Hallett's future is what we make it!
Since inception, FRRR has provided funding for culture, tourism, arts, history and heritage across rural, regional and remote Australia. In the final granting round before the CATCH program went into hiatus in the middle of last year, the Hallett Community and Sports Association (HCSA) received funding to implement a project that epitomises the essence of this valuable granting program.
Situated on the Barrier Highway linking Adelaide with Broken Hill, HCSA sought funding for the design and construction of a Wodli, an artistic installation and contemporary interpretation of an Aboriginal shelter. They received a $15,000 CATCH grant to design and install a Yellaka, a traditional Wodli shelter for the 21st Century.

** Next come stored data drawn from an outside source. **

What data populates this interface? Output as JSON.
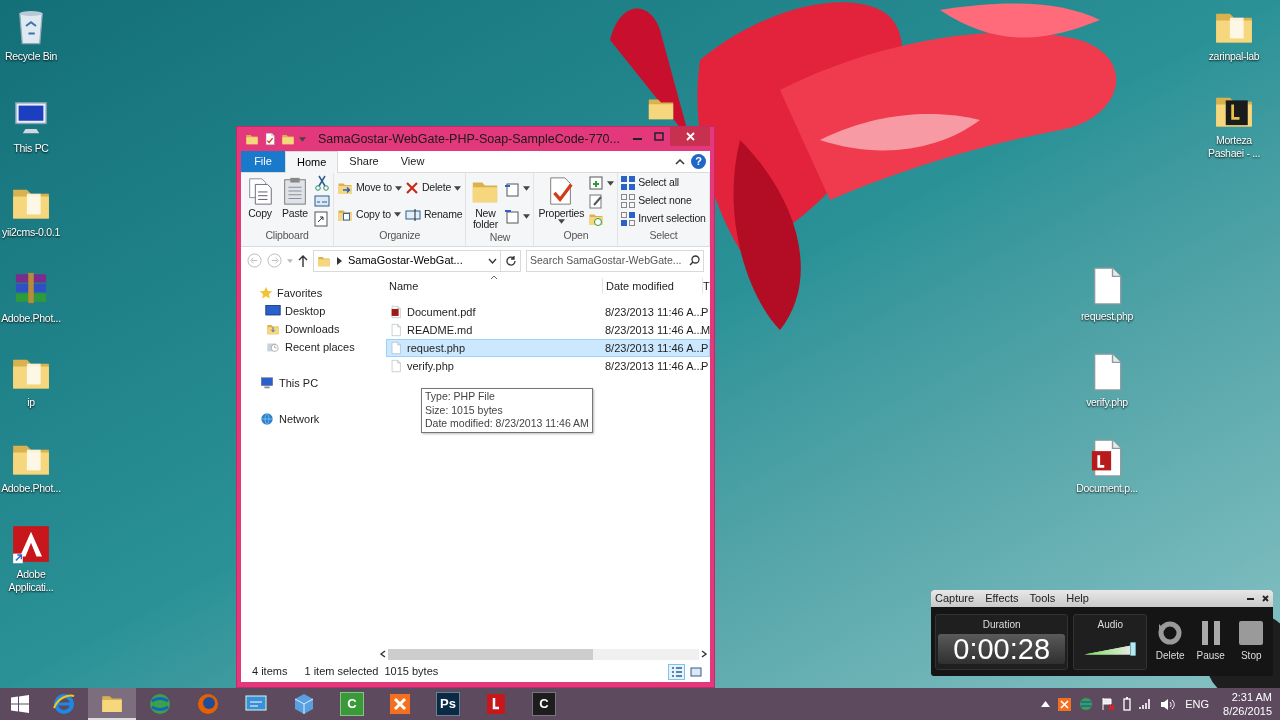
{
  "desktop_left": [
    {
      "label": "Recycle Bin",
      "kind": "bin"
    },
    {
      "label": "This PC",
      "kind": "pc"
    },
    {
      "label": "yii2cms-0.0.1",
      "kind": "folder"
    },
    {
      "label": "Adobe.Phot...",
      "kind": "archive"
    },
    {
      "label": "ip",
      "kind": "folder"
    },
    {
      "label": "Adobe.Phot...",
      "kind": "folder"
    },
    {
      "label": "Adobe Applicati...",
      "kind": "adobe"
    }
  ],
  "desktop_right": [
    {
      "label": "zarinpal-lab",
      "kind": "folder"
    },
    {
      "label": "Morteza Pashaei - ...",
      "kind": "darkfolder"
    },
    {
      "label": "request.php",
      "kind": "file"
    },
    {
      "label": "verify.php",
      "kind": "file"
    },
    {
      "label": "Document.p...",
      "kind": "pdf"
    }
  ],
  "explorer": {
    "title": "SamaGostar-WebGate-PHP-Soap-SampleCode-770...",
    "tabs": [
      {
        "label": "File",
        "kind": "file",
        "selected": false
      },
      {
        "label": "Home",
        "kind": "tab",
        "selected": true
      },
      {
        "label": "Share",
        "kind": "tab",
        "selected": false
      },
      {
        "label": "View",
        "kind": "tab",
        "selected": false
      }
    ],
    "help": "?",
    "groups": [
      {
        "label": "Clipboard",
        "columns": [
          [
            {
              "label": "Copy",
              "kind": "large",
              "dropdown": false
            }
          ],
          [
            {
              "label": "Paste",
              "kind": "large",
              "dropdown": false
            }
          ],
          [
            {
              "kind": "small",
              "dropdown": false
            },
            {
              "kind": "small",
              "dropdown": false
            },
            {
              "kind": "small",
              "dropdown": false
            }
          ]
        ]
      },
      {
        "label": "Organize",
        "columns": [
          [
            {
              "label": "Move to",
              "kind": "small",
              "dropdown": true
            },
            {
              "label": "Copy to",
              "kind": "small",
              "dropdown": true
            }
          ],
          [
            {
              "label": "Delete",
              "kind": "small",
              "dropdown": true
            },
            {
              "label": "Rename",
              "kind": "small",
              "dropdown": false
            }
          ]
        ]
      },
      {
        "label": "New",
        "columns": [
          [
            {
              "label": "New folder",
              "kind": "large",
              "dropdown": false
            }
          ],
          [
            {
              "kind": "small",
              "dropdown": true
            },
            {
              "kind": "small",
              "dropdown": true
            }
          ]
        ]
      },
      {
        "label": "Open",
        "columns": [
          [
            {
              "label": "Properties",
              "kind": "large",
              "dropdown": true
            }
          ],
          [
            {
              "kind": "small",
              "dropdown": true
            },
            {
              "kind": "small",
              "dropdown": false
            },
            {
              "kind": "small",
              "dropdown": false
            }
          ]
        ]
      },
      {
        "label": "Select",
        "columns": [
          [
            {
              "label": "Select all",
              "kind": "small",
              "dropdown": false
            },
            {
              "label": "Select none",
              "kind": "small",
              "dropdown": false
            },
            {
              "label": "Invert selection",
              "kind": "small",
              "dropdown": false
            }
          ]
        ]
      }
    ],
    "address": "SamaGostar-WebGat...",
    "search": {
      "placeholder": "Search SamaGostar-WebGate..."
    },
    "nav": [
      {
        "label": "Favorites",
        "kind": "star",
        "children": [
          {
            "label": "Desktop",
            "kind": "desktop"
          },
          {
            "label": "Downloads",
            "kind": "downloads"
          },
          {
            "label": "Recent places",
            "kind": "recent"
          }
        ]
      },
      {
        "label": "This PC",
        "kind": "pc"
      },
      {
        "label": "Network",
        "kind": "network"
      }
    ],
    "columns": [
      "Name",
      "Date modified",
      "T"
    ],
    "files": [
      {
        "name": "Document.pdf",
        "kind": "pdf",
        "date": "8/23/2013 11:46 A...",
        "type": "P",
        "selected": false
      },
      {
        "name": "README.md",
        "kind": "file",
        "date": "8/23/2013 11:46 A...",
        "type": "M",
        "selected": false
      },
      {
        "name": "request.php",
        "kind": "file",
        "date": "8/23/2013 11:46 A...",
        "type": "P",
        "selected": true
      },
      {
        "name": "verify.php",
        "kind": "file",
        "date": "8/23/2013 11:46 A...",
        "type": "P",
        "selected": false
      }
    ],
    "tooltip": [
      "Type: PHP File",
      "Size: 1015 bytes",
      "Date modified: 8/23/2013 11:46 AM"
    ],
    "status": {
      "count": "4 items",
      "selection": "1 item selected",
      "size": "1015 bytes"
    },
    "views": [
      {
        "selected": true
      },
      {
        "selected": false
      }
    ]
  },
  "recorder": {
    "menu": [
      "Capture",
      "Effects",
      "Tools",
      "Help"
    ],
    "duration_label": "Duration",
    "duration": "0:00:28",
    "audio_label": "Audio",
    "audio": {
      "level": 0.93
    },
    "buttons": [
      {
        "label": "Delete",
        "kind": "delete"
      },
      {
        "label": "Pause",
        "kind": "pause"
      },
      {
        "label": "Stop",
        "kind": "stop"
      }
    ]
  },
  "taskbar": {
    "apps": [
      {
        "kind": "browser",
        "active": false
      },
      {
        "kind": "folder",
        "active": true
      },
      {
        "kind": "globe",
        "active": false
      },
      {
        "kind": "firefox",
        "active": false
      },
      {
        "kind": "panel",
        "active": false
      },
      {
        "kind": "cube",
        "active": false
      },
      {
        "kind": "letter",
        "label": "C",
        "color": "#3a9a3a",
        "active": false
      },
      {
        "kind": "xampp",
        "active": false
      },
      {
        "kind": "letter",
        "label": "Ps",
        "color": "#0b2a45",
        "active": false
      },
      {
        "kind": "redapp",
        "active": false
      },
      {
        "kind": "letter",
        "label": "C",
        "color": "#1d1d1d",
        "active": false
      }
    ],
    "language": "ENG",
    "time": "2:31 AM",
    "date": "8/26/2015"
  }
}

The Wodli was designed by Aboriginal elders in consultation with the Hallett community to generate interest and bring visitors to the area to appreciate the Njadjuri heritage in an interactive, respectful and exciting way.

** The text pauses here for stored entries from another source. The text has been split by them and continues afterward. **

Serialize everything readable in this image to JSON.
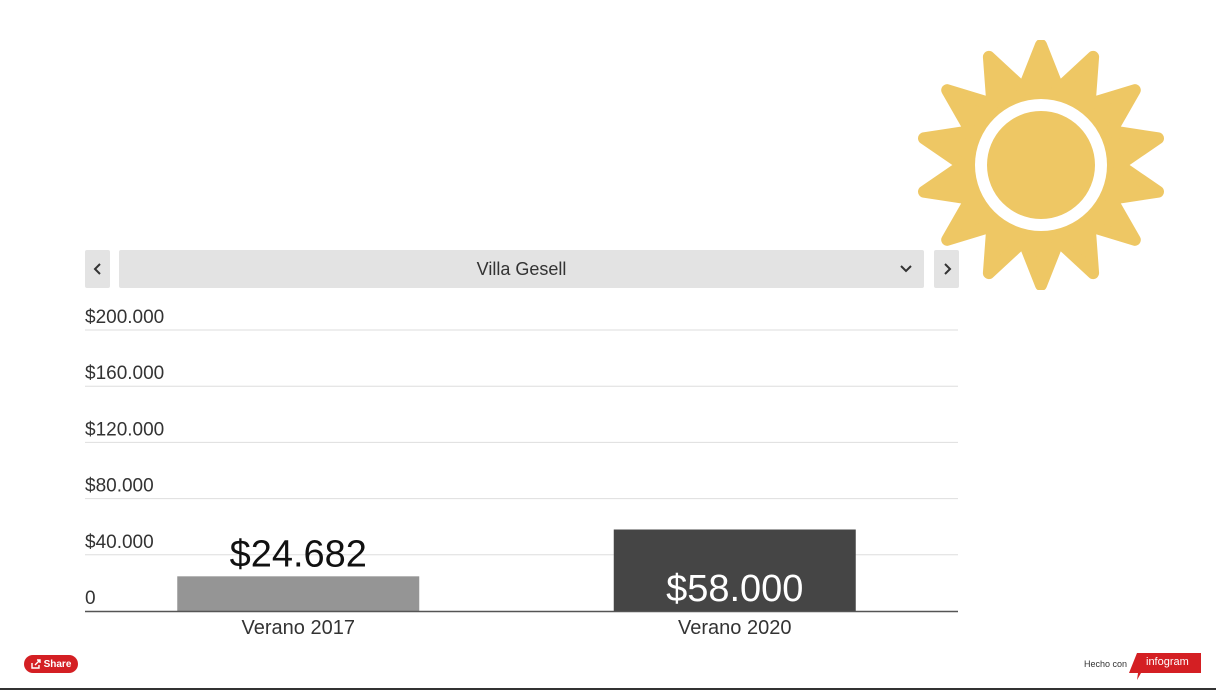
{
  "selector": {
    "current": "Villa Gesell",
    "prev_icon": "chevron-left-icon",
    "next_icon": "chevron-right-icon",
    "dropdown_icon": "chevron-down-icon"
  },
  "decoration": {
    "icon": "sun-icon",
    "color": "#eec764"
  },
  "chart_data": {
    "type": "bar",
    "categories": [
      "Verano 2017",
      "Verano 2020"
    ],
    "values": [
      24682,
      58000
    ],
    "value_labels": [
      "$24.682",
      "$58.000"
    ],
    "bar_colors": [
      "#959595",
      "#454545"
    ],
    "ylim": [
      0,
      200000
    ],
    "yticks": [
      0,
      40000,
      80000,
      120000,
      160000,
      200000
    ],
    "ytick_labels": [
      "0",
      "$40.000",
      "$80.000",
      "$120.000",
      "$160.000",
      "$200.000"
    ],
    "grid": true,
    "title": "",
    "xlabel": "",
    "ylabel": ""
  },
  "footer": {
    "share_label": "Share",
    "made_with": "Hecho con",
    "brand": "infogram",
    "brand_color": "#d41f23"
  }
}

The project delivered a range of benefits to:
- Locals, with the increase in tourists visiting and spending in the town, and re-connecting with the Aboriginal heritage of the area
- Visitors, who will appreciate a hitherto untold aspect of the region's cultural heritage
- Aboriginal people, by creating a more accessible connection to country.
It was a big job to make this happen, including the demolition of an unused building in the centre of town and upgrading this space as a car park and lawn area with gardens and picnic shelter that reflected the Aboriginal and post-colonial heritage of Hallett. The Aboriginal Shelter cost $28,525.86 which was funded by FRRR and a grant from the Regional Development Australia Fund.

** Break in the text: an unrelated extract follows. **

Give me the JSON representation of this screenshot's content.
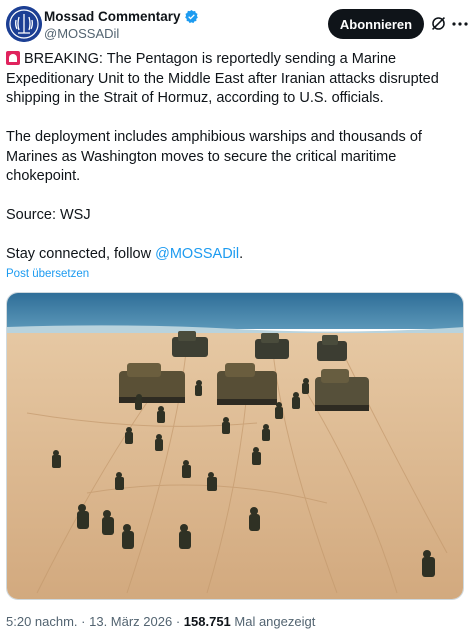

The project has had a significant impact on the town – creating a positive effect on community pride and involvement. Importantly, the project has engaged people who previously were not involved in town activities, through input in the consultation period, in helping with the working bees to get the site up and running, and more recently in mowing and maintaining the area.
They have harnessed this community engagement and obtained other grants to install new toilets adjacent to the picnic area, wayfaring signage, and irrigation and trail bike facilities at the picnic site.
The Aboriginal Shelter has become a catalyst for a shift in community attitude: "Hallett's future is what we make it".
Hallett Community and Sports Association feedback: “We thought the design of the grant application and reporting processes was excellent. It didn't require pages of 'tick box' information, the questions were logical and allowed us to explain what we wanted to do, and what actually happened. This is a good model for other grant programs.”